Oil prices slipped on Friday, but remained near 3½ year highs on Friday as renewed U.S. sanctions on Iran tightened the outlook for Middle East supply at a time when global crude production is only just keeping pace with rising demand.
The United States is reintroducing sanctions against Iran, which pumps about 4 percent of the world's oil, after abandoning a deal reached in late 2015 that limited Tehran's nuclear ambitions in exchange for the removal of U.S. and European sanctions.
The global oil market is finely balanced, with top exporter Saudi Arabia and No.1 producer Russia having led efforts to curb oil supply to prop up prices.
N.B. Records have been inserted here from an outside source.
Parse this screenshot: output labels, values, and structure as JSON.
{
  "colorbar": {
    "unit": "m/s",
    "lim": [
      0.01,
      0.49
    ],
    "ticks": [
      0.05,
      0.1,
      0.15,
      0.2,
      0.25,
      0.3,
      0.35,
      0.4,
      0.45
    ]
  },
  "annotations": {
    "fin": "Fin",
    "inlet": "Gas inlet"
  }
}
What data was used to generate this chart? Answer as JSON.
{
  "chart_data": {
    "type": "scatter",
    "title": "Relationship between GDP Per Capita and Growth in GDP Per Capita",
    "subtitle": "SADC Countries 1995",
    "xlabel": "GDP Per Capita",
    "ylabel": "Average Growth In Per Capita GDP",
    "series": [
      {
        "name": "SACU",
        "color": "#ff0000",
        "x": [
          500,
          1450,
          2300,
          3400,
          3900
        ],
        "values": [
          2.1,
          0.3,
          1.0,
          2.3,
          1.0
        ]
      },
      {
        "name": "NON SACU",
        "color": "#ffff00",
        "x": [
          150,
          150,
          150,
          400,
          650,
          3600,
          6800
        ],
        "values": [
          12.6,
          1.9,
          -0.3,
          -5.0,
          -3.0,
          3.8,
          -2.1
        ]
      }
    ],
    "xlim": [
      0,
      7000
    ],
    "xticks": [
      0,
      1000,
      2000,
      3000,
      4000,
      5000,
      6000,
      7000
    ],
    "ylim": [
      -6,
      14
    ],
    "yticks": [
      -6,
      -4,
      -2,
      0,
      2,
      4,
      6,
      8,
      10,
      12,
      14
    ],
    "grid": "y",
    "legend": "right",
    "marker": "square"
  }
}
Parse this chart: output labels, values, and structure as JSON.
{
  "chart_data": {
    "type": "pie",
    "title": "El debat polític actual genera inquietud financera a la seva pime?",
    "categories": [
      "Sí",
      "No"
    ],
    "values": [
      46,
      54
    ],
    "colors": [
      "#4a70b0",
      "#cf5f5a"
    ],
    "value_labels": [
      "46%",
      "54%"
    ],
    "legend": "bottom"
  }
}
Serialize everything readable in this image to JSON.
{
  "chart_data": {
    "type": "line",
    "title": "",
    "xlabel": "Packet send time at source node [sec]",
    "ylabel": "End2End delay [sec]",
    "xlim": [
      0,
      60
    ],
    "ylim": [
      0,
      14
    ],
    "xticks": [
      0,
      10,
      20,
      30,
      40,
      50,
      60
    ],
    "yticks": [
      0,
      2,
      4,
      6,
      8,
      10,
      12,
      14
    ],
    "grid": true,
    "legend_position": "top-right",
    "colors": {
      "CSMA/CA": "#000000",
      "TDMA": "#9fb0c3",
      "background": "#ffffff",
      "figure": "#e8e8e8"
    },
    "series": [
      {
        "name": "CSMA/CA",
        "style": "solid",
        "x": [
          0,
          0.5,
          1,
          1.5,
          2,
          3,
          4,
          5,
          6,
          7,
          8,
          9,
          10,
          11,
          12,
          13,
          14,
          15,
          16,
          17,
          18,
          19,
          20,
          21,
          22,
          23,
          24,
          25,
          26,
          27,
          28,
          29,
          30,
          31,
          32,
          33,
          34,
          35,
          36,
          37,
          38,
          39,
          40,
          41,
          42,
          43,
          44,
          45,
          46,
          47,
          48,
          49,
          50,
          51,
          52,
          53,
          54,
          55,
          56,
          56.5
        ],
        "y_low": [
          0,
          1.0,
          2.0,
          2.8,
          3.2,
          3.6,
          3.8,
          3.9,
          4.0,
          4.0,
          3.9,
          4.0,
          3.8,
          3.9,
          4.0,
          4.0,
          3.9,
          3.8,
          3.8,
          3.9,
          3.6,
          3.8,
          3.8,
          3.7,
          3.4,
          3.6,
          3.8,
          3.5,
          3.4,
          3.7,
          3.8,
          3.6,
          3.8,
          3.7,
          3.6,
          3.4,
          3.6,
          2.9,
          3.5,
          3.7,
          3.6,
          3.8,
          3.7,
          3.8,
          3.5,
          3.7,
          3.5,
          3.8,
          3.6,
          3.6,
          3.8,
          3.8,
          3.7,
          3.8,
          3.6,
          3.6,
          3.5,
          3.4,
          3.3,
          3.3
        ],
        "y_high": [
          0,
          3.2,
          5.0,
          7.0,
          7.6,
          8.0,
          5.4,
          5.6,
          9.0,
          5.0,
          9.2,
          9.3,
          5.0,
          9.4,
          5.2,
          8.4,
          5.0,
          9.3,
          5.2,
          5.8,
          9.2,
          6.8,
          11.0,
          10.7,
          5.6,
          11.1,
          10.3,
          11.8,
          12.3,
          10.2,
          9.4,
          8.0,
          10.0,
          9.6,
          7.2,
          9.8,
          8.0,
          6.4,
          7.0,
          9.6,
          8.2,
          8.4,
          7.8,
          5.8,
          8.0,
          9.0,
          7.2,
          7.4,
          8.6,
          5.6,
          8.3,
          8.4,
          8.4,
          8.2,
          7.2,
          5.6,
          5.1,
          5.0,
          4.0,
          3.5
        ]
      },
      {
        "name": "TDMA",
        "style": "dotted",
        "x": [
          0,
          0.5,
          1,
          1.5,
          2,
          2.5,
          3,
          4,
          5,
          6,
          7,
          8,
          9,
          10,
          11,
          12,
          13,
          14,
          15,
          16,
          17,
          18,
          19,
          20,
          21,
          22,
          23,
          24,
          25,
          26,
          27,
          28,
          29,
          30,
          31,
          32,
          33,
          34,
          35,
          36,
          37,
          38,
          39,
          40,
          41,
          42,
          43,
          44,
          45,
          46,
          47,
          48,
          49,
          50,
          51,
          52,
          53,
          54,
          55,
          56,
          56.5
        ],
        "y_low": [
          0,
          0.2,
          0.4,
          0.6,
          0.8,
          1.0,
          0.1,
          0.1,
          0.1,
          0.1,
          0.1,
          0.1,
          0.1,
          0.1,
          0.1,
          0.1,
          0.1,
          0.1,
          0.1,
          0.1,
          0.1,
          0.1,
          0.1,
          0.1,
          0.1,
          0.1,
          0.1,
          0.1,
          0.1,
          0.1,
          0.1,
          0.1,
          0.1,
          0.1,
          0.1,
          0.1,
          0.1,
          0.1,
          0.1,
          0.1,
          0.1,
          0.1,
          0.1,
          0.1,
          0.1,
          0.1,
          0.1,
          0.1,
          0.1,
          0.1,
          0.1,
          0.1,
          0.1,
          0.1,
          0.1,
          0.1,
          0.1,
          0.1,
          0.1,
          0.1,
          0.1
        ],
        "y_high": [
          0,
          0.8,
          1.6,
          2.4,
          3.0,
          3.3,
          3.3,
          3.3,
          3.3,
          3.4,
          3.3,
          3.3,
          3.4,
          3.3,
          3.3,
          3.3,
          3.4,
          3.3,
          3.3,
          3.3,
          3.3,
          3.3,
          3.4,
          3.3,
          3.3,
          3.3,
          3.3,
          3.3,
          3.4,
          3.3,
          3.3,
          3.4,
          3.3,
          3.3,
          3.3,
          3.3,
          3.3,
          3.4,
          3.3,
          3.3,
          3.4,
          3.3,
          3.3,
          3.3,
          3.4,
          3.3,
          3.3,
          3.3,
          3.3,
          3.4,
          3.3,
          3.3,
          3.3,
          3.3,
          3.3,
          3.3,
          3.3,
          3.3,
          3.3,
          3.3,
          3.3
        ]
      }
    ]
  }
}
"It's the same witches brew of bullish stuff: Iran, Venezuela, the lack of alacrity by Saudi Arabia to bring more oil onto the market," said John Kilduff, partner at Again Capital in New York.
"Prices may strengthen later in the day as traders shore up their positions, he said. "It's definitely not an environment to go home short over the weekend."
U.S. light crude ended Friday's session down 66 cents at $70.70, having touched a 3½ year high of $71.89 on Thursday.
Benchmark Brent crude oil fell toward Friday's session low of $77.04 a barrel heading into the close of trading. On Thursday Brent hit $78, its highest since November 2014.
For the week, Brent was on track to rise roughly 3-percent, while and U.S. crude posted a 1.4-percent gain.
Many analysts expect oil prices to rise as Iran's exports fall.
Rainer Seele, chief executive of Austrian oil and gas company OMV, told German daily Handelsblatt that he expects prices to rise as the United States moves to reimpose sanctions.
"It is not yet clear which concrete sanctions the U.S. will impose. But I expect the price of North Sea Brent to be closer to $80 than $70 a barrel," Seele said in an interview.
U.S. investment bank Jefferies said in a note that it expects Iranian crude oil exports to start falling in the next few months.
"We expect that around October Iranian exports will be down by 500,000 barrels per day (bpd) and eventually fall by 1 million bpd," the bank said.
There are signs, however, that other members of the Organization of the Petroleum Exporting Countries (OPEC) will raise output to counter the Iran disruption.
Jefferies said that OPEC has the capacity "to replace the Iranian losses" but added: Even if physical supply is held constant ... the market will still be faced with a precariously low level of spare capacity."
Outside OPEC, soaring U.S. crude oil production could help to fill Iran's supply gap. U.S. oil output reached another record high last week, hitting 10.7 million bpd.
That is up 27 percent since mid-2016 and means that U.S. output is creeping ever closer to that of top producer Russia, which pumps about 11 million bpd.
The weekly rig count from GE's Baker Hughes division showed U.S. drillers added 10 rigs to a total of 844. The rig count is a forward-looking indicator on production.